Even before the committee met, Foam set to work. He got a pot of red paint from Chittaranjan and went around Elvira painting culverts, telegraph poles and tree-trunks with the enthusiastic slogan,
VOTE HARBANS OR DIE
!

Mrs Baksh didn’t like it at all. ‘Nobody ain’t listening to me,’ she said. ‘Everybody just washing their foot and jumping in this democracy business. But I promising you, for all the sweet it begin sweet, it going to end damn sour.’

She softened a little when the loudspeaker and the van came, but she still made it clear that she didn’t approve. All Elvira knew about the van—it was another example of Baksh’s depth—and Mrs Baksh was frightened by the very size of her fortune. She was tempting fate, inviting the evil eye.

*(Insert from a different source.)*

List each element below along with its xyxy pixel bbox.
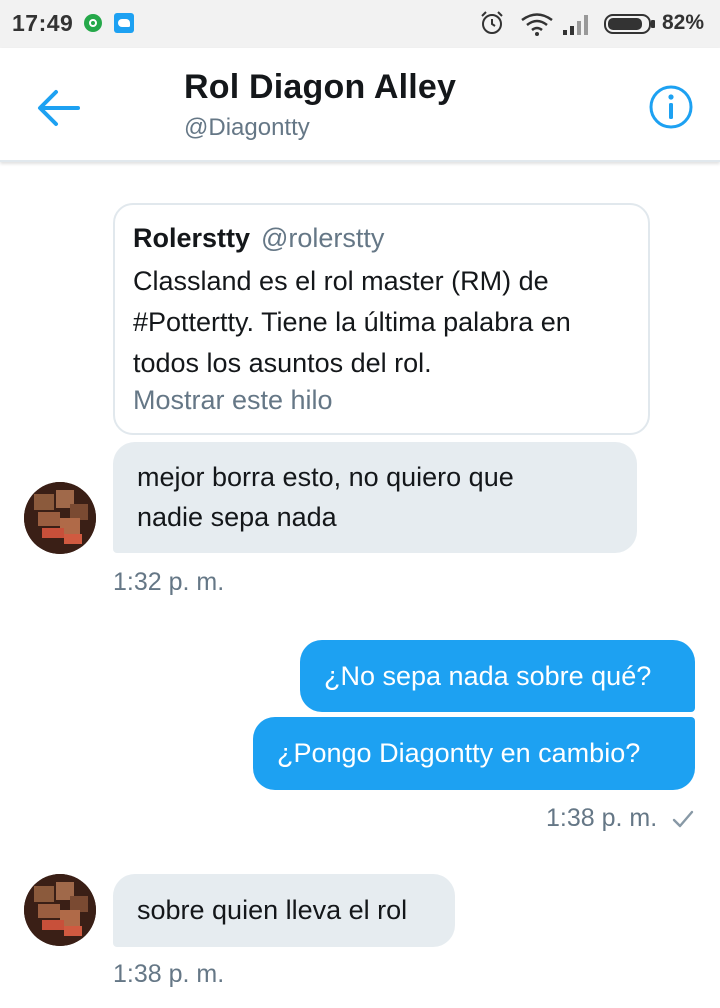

Nobody else saw it that way. The little Bakshes clustered around the van while Foam and Baksh made arrangements for lodging it. To get the van into the yard they had to pull down part of the rotting wooden fence and build a bridge over the gutter. Some poorer people
and their children came to watch. Baksh and Foam stopped talking; frowned and concentrated and spat, as though the van was just a big bother. And though it wasn’t strictly necessary then, they put up the loudspeaker on the van. They spread a gunny sack on the hood, placed the loudspeaker on it and tied it down to the bumper with four lengths of rope.